Jesuits criticise US treatment of prisoners
Two prominent Jesuits - Cardinal Roberto Tucci, former head of Vatican Radio, and Fr Pasquale Borgomeo, its current director - have criticised the way the United States is treating captured Taliban and al-Qaida fighters. Fr Borgomeo criticised what he called "the militarisation of justice" which was evident in the Guantanamo campin Cuba. He said there was a need for "a wider view, a more strategic view that would serve in the struggle to build peace".
Following is the report carried in the current issue of The Tablet:
The United States must guarantee respect for human rights even for suspected terrorists, two leading Jesuits in Rome said last week. In separate interviews, Cardinal Roberto Tucci, a former director of Vatican Radio, and Fr Pasquale Borgomeo, its current director, said one of the most worrying aspects of the continuing war on terrorism was the American treatment of Afghan prisoners.
Ignoring criticism from Amnesty International, the United States has defined suspected al-Qaida militants as 'unlawful combatants' rather than prisoners of war. The prisoners have been transferred to the US naval base at Guantanamo Bay in Cuba, which is outside US jurisdiction.

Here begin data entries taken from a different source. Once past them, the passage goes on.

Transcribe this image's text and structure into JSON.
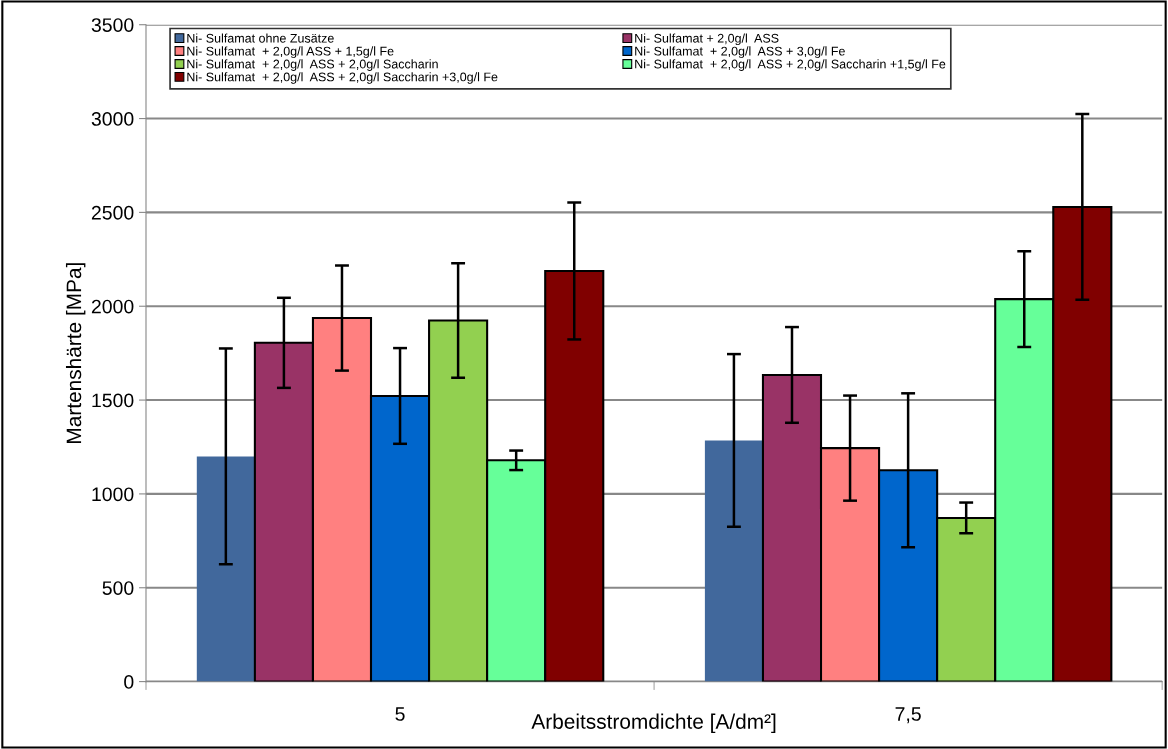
{
  "chart_data": {
    "type": "bar",
    "xlabel": "Arbeitsstromdichte [A/dm²]",
    "ylabel": "Martenshärte [MPa]",
    "categories": [
      "5",
      "7,5"
    ],
    "series": [
      {
        "name": "Ni- Sulfamat ohne Zusätze",
        "color": "#41689c",
        "values": [
          1200,
          1285
        ],
        "errors": [
          575,
          460
        ]
      },
      {
        "name": "Ni- Sulfamat + 2,0g/l  ASS",
        "color": "#993366",
        "values": [
          1805,
          1634
        ],
        "errors": [
          240,
          255
        ]
      },
      {
        "name": "Ni- Sulfamat  + 2,0g/l ASS + 1,5g/l Fe",
        "color": "#ff8080",
        "values": [
          1937,
          1244
        ],
        "errors": [
          280,
          280
        ]
      },
      {
        "name": "Ni- Sulfamat  + 2,0g/l  ASS + 3,0g/l Fe",
        "color": "#0066cc",
        "values": [
          1522,
          1126
        ],
        "errors": [
          255,
          410
        ]
      },
      {
        "name": "Ni- Sulfamat  + 2,0g/l  ASS + 2,0g/l Saccharin",
        "color": "#92d050",
        "values": [
          1924,
          872
        ],
        "errors": [
          305,
          82
        ]
      },
      {
        "name": "Ni- Sulfamat  + 2,0g/l  ASS + 2,0g/l Saccharin +1,5g/l Fe",
        "color": "#66ff99",
        "values": [
          1179,
          2038
        ],
        "errors": [
          52,
          255
        ]
      },
      {
        "name": "Ni- Sulfamat  + 2,0g/l  ASS + 2,0g/l Saccharin +3,0g/l Fe",
        "color": "#800000",
        "values": [
          2188,
          2529
        ],
        "errors": [
          365,
          495
        ]
      }
    ],
    "ylim": [
      0,
      3500
    ],
    "yticks": [
      0,
      500,
      1000,
      1500,
      2000,
      2500,
      3000,
      3500
    ],
    "grid": "y",
    "legend": "top left"
  }
}
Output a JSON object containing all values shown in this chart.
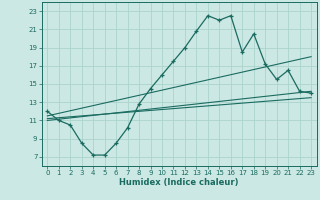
{
  "title": "",
  "xlabel": "Humidex (Indice chaleur)",
  "background_color": "#cce8e4",
  "grid_color": "#aad4cc",
  "line_color": "#1a6b60",
  "xlim": [
    -0.5,
    23.5
  ],
  "ylim": [
    6,
    24
  ],
  "xticks": [
    0,
    1,
    2,
    3,
    4,
    5,
    6,
    7,
    8,
    9,
    10,
    11,
    12,
    13,
    14,
    15,
    16,
    17,
    18,
    19,
    20,
    21,
    22,
    23
  ],
  "yticks": [
    7,
    9,
    11,
    13,
    15,
    17,
    19,
    21,
    23
  ],
  "series1_x": [
    0,
    1,
    2,
    3,
    4,
    5,
    6,
    7,
    8,
    9,
    10,
    11,
    12,
    13,
    14,
    15,
    16,
    17,
    18,
    19,
    20,
    21,
    22,
    23
  ],
  "series1_y": [
    12.0,
    11.0,
    10.5,
    8.5,
    7.2,
    7.2,
    8.5,
    10.2,
    12.8,
    14.5,
    16.0,
    17.5,
    19.0,
    20.8,
    22.5,
    22.0,
    22.5,
    18.5,
    20.5,
    17.2,
    15.5,
    16.5,
    14.2,
    14.0
  ],
  "line2_x0": 0,
  "line2_x1": 23,
  "line2_y0": 11.5,
  "line2_y1": 18.0,
  "line3_x0": 0,
  "line3_x1": 23,
  "line3_y0": 11.0,
  "line3_y1": 14.2,
  "line4_x0": 0,
  "line4_x1": 23,
  "line4_y0": 11.2,
  "line4_y1": 13.5
}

The Pentagon this week released pictures of the prisoners which showed them manacled and hooded in open-air cages. Human rights groups accused the United States of subjecting the prisoners to sensory deprivation and other forms of degradation and torture. But the US State Department said the pictures were of the prisoners when they first arrived, and therefore did not show how they were kept day to day.
Speaking on 16 January, Cardinal Tucci said the prisoners had the right to be tried and to legal counsel, a right which Amnesty says is being denied them. Uprooting terrorism was 'perfectly correct' but not if it was carried out 'with a spirit of vengeance that can transgress respect for human rights', the cardinal told the One-O-Five Live programme, adding that 'hatred and vengeance' would 'help terrorists recruit others more easily'.
The day before, Fr Borgomeo criticised what he called 'the militarisation of justice' which was evident in the Guantanamo camp. There was a need for 'a wider view, a more strategic view that would serve in the struggle to build peace'. Such a view meant seeking justice not just in the sense of capturing and punishing terrorists but of 'shrinking the boundaries of poverty, of desperation and of hatred', he added.